残されたものは、その姿が消え、数泊するまで身動きひとつすることができず、また、完全にその気配が消え去った後、大きくため息をついた。
「まあ、そういうことですので、僕が訓練をしますね。確かにここのところたるんでるようですし」
堂々と荒くれた将軍に意見をした男に言い放たれ、第一部隊の騎士たちは言葉を飲み込んだ。
将軍とは対照的に優男、とも言うべき容姿をしたこの男が、ある意味将軍以上に厳しい人間だと知っているからだ。
「ではまずは基本から始めましょうか」
不平の言葉を飲み込み、彼らは皆一様にあきらめたような顔をしてうなずいた。
これではまだ、あの鬼に訓練されていた方がましだったのかもしれない、そんな思いを抱きながら。
「どいつもこいつも軟弱になりやがって」
憤懣やるかたない、といった将軍、マグヴァルン=ニラノはしかめ面をしながら独り言を吐き出す。

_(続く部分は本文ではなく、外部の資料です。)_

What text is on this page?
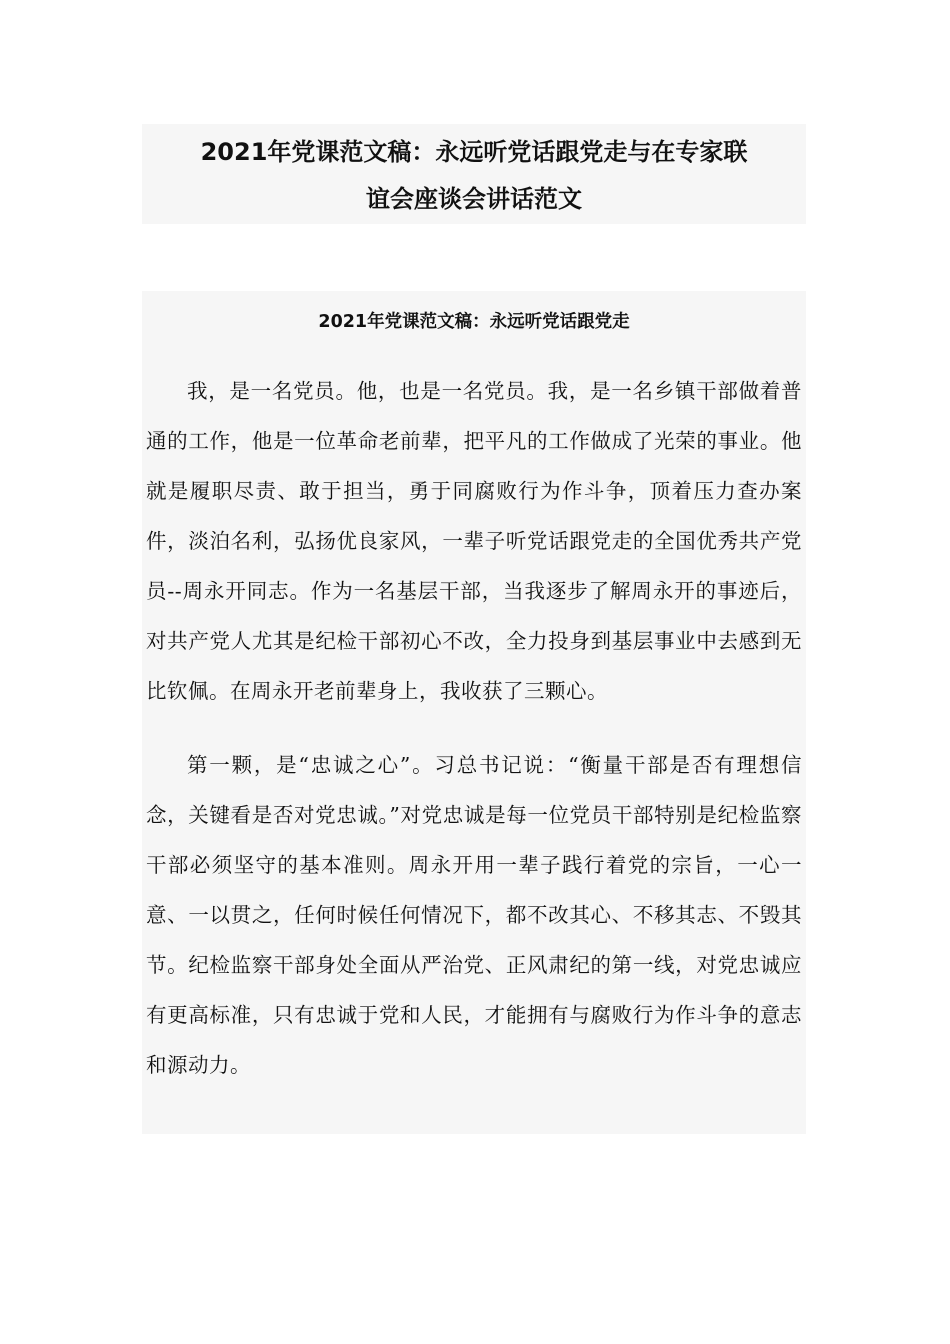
2021年党课范文稿：永远听党话跟党走与在专家联
谊会座谈会讲话范文
2021年党课范文稿：永远听党话跟党走

我，是一名党员。他，也是一名党员。我，是一名乡镇干部做着普通的工作，他是一位革命老前辈，把平凡的工作做成了光荣的事业。他就是履职尽责、敢于担当，勇于同腐败行为作斗争，顶着压力查办案件，淡泊名利，弘扬优良家风，一辈子听党话跟党走的全国优秀共产党员--周永开同志。作为一名基层干部，当我逐步了解周永开的事迹后，对共产党人尤其是纪检干部初心不改，全力投身到基层事业中去感到无比钦佩。在周永开老前辈身上，我收获了三颗心。

第一颗，是“忠诚之心”。习总书记说：“衡量干部是否有理想信念，关键看是否对党忠诚。”对党忠诚是每一位党员干部特别是纪检监察干部必须坚守的基本准则。周永开用一辈子践行着党的宗旨，一心一意、一以贯之，任何时候任何情况下，都不改其心、不移其志、不毁其节。纪检监察干部身处全面从严治党、正风肃纪的第一线，对党忠诚应有更高标准，只有忠诚于党和人民，才能拥有与腐败行为作斗争的意志和源动力。
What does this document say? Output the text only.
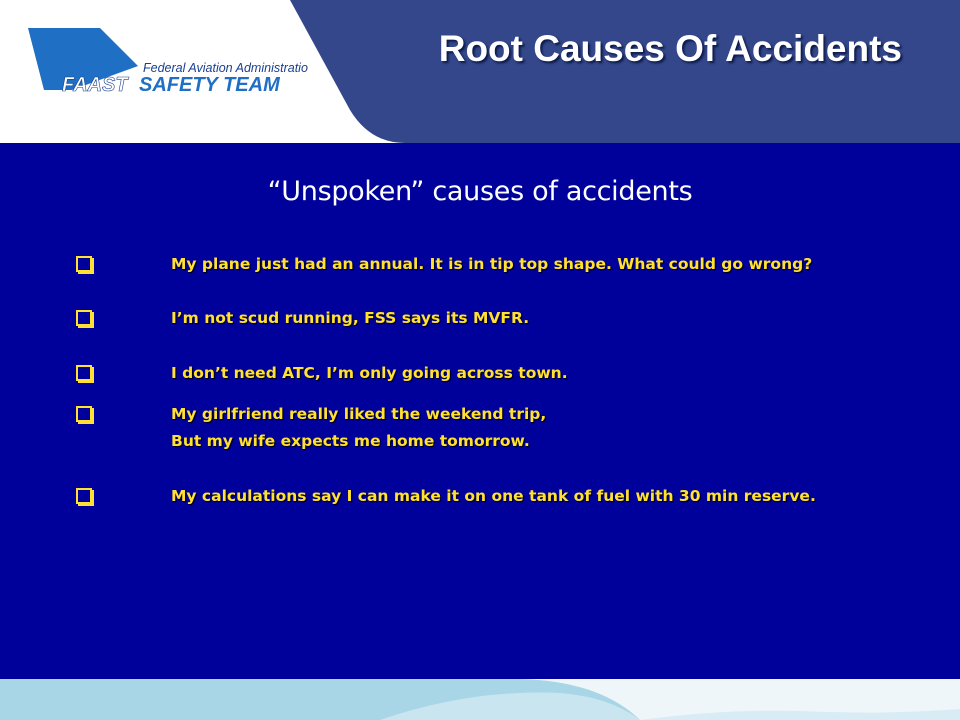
Federal Aviation Administration
FAAST SAFETY TEAM
Root Causes Of Accidents
“Unspoken” causes of accidents
My plane just had an annual. It is in tip top shape. What could go wrong?
I’m not scud running, FSS says its MVFR.
I don’t need ATC, I’m only going across town.
My girlfriend really liked the weekend trip,
But my wife expects me home tomorrow.
My calculations say I can make it on one tank of fuel with 30 min reserve.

いつものことだ、と返事をしないまま従者は黙ったまま後をついていく。
そんな彼らに、鈴を転がしたかのようなかわいらしい声がかかる。
「お疲れ様です」
神経が高ぶっていたせいなのか、マグヴァルンはぎろり、とその声の方向を睨みつける。
また一人、手働きのものが腰を抜かす、と身構えていた従者は、その声の持ち主をみて安堵した。
箒をもったまま、小さく小首を傾げた彼女は、恐ろしい形相のニラノを前にして微笑んでいた。
「……ああ」
毒気を抜かれたマグヴァルンは、小さく返事をし、ようやく平常時の顔へと戻っていった。
それでもはじめてみるものには十分威圧感を与えるものではあるが。
「ティナちゃんもお疲れ様です、今日はここのお掃除ですか?」
「はい」
年端の行かない子供にするように、彼女の頭をなでた従者を尻目に、将軍は無言で己の居室へと進む。あわてて従者も彼に続いていった。
残された少女は、しばし二人を眼で追い、そののち、彼女の仕事へと戻っていった。
それが将軍と少女の日常会話の全てである。子供相手に素っ気無い、ともとれる彼の態度は、しかしながら、彼の姿だけから判断し、一方的に怖がっている女官たちに対するそれと比較すれば、随分と歩み寄りがみられるものではあった。